I wish I had photos of some of the cars that I have owned or built. However, it was never a priority for me. Woodworking projects have always been the same for me. I did it for myself and never gave it any thought that others would be interested in me sharing my processes or knowledge.

However, projects like these, with a photographic story can inspire. As a member of the forum I have made a decision that any project that I do from now on, I will photograph. That way, if someone is interested I can show my process and provide a learning tool.


----------



## Herb Stoops (Aug 28, 2012)

Stick486 said:


> @Herb Stoops...
> can those shackles be done from steam bent dowels or laid up veneer???

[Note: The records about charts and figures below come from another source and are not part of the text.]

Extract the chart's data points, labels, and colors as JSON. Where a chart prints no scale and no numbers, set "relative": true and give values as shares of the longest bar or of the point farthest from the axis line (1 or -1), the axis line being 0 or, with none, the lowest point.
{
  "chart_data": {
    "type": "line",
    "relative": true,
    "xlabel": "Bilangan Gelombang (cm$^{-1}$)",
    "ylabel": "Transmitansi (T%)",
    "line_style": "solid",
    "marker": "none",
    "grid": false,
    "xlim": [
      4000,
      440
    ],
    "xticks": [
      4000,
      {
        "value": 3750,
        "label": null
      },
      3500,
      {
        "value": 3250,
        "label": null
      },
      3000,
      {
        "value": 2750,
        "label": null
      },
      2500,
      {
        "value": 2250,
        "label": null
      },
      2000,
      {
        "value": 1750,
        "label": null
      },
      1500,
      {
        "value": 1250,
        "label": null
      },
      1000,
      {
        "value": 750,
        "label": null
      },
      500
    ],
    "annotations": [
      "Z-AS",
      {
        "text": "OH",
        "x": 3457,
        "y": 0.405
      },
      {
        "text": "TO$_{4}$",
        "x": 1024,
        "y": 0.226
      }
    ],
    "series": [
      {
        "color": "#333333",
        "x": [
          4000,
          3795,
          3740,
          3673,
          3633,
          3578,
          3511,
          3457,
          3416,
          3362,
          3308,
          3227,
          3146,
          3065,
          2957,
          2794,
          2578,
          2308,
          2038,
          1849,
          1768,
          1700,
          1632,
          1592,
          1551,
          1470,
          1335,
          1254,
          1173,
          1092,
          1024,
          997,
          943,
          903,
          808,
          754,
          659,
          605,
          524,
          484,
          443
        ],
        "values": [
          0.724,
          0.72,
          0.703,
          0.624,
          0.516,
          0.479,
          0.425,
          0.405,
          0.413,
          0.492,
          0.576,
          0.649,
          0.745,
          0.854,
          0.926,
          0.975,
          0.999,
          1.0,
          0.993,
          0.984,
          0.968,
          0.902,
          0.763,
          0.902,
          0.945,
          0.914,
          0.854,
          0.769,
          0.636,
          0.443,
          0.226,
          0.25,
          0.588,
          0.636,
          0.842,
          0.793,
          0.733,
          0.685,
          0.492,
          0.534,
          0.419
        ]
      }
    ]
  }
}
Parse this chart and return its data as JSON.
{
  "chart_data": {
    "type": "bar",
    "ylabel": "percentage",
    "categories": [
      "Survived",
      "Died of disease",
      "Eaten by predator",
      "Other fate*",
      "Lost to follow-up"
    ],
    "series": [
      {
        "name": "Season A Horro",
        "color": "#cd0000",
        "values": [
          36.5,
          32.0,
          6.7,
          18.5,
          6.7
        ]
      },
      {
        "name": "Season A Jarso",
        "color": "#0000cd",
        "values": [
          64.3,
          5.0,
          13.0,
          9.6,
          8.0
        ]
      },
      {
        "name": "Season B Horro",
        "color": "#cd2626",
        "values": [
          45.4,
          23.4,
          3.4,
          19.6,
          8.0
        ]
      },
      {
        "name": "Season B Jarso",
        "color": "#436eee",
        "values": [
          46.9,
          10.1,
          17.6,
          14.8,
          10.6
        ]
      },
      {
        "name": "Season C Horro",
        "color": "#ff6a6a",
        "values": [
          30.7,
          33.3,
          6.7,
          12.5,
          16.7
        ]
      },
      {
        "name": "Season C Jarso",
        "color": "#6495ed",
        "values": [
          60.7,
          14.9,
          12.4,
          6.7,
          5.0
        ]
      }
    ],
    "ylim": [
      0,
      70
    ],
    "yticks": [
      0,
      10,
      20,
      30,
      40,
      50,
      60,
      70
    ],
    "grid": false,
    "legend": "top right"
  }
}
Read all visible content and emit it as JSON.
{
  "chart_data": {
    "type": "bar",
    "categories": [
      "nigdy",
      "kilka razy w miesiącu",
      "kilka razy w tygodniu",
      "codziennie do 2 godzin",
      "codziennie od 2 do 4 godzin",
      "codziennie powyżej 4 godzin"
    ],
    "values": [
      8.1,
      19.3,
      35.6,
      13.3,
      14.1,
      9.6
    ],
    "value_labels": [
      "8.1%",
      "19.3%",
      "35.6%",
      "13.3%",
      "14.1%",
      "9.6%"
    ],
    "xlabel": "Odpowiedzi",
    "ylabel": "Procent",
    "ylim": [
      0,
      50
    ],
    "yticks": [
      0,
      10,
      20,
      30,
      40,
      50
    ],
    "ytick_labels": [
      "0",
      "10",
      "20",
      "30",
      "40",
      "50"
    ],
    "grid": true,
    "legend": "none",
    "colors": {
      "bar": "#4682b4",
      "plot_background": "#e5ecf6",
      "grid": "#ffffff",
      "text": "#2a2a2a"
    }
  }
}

Good idea ,Stick, I am not into steam bending,tried it and did not like it, but the veneering build-up has a lot of possibilities. I will investigate that procedure as the shackles with the grain going lengthwise is a weak link. I broke 4-5 of the small ones and 1 of the large ones. 
HMMMM... got me thinking again, Sick.
Herb


----------



## TenGees (Sep 12, 2012)

That's amazing stuff, Herb. Thanks for the added construction shots, the hoops are very cool.


----------



## Frankj3 (Oct 6, 2014)

Not much else I can add to the thread.....except.....OUT-FREAKING-STANDING!!!!!!!


----------



## Jerry Bowen (Jun 25, 2011)

It appears that your new Dewalt Scroll Saw works well for you. I'd go further ans say that it also appears that you tend toward being some sort of genius, my gosh, I'm so impressed.

How much time does it take to make one average lock?. Since you have not had the new saw very long, you must not spend much time on them assuming that all of the photos are of locks that you actually made, again, I am impressed and glad that you shared your work with us.

Jerry


----------



## Barry747 (Jun 16, 2011)

Absolutely impressive work in both fit and finish. 

But, I'd be careful where I use those locks. I understand that some buglers have formed partnerships with termites. :sarcastic:


----------



## Herb Stoops (Aug 28, 2012)

Barry747 said:


> Absolutely impressive work in both fit and finish.
> 
> But, I'd be careful where I use those locks. I understand that some buglers have formed partnerships with termites. :sarcastic:


In the same category as wood worms,
Herb


----------



## DonkeyHody (Jan 22, 2015)

Barry747 said:


> But, I'd be careful where I use those locks. I understand that some buglers have formed partnerships with termites. :sarcastic:


I'd be afraid they'd steal the lock and leave everything else . . .


----------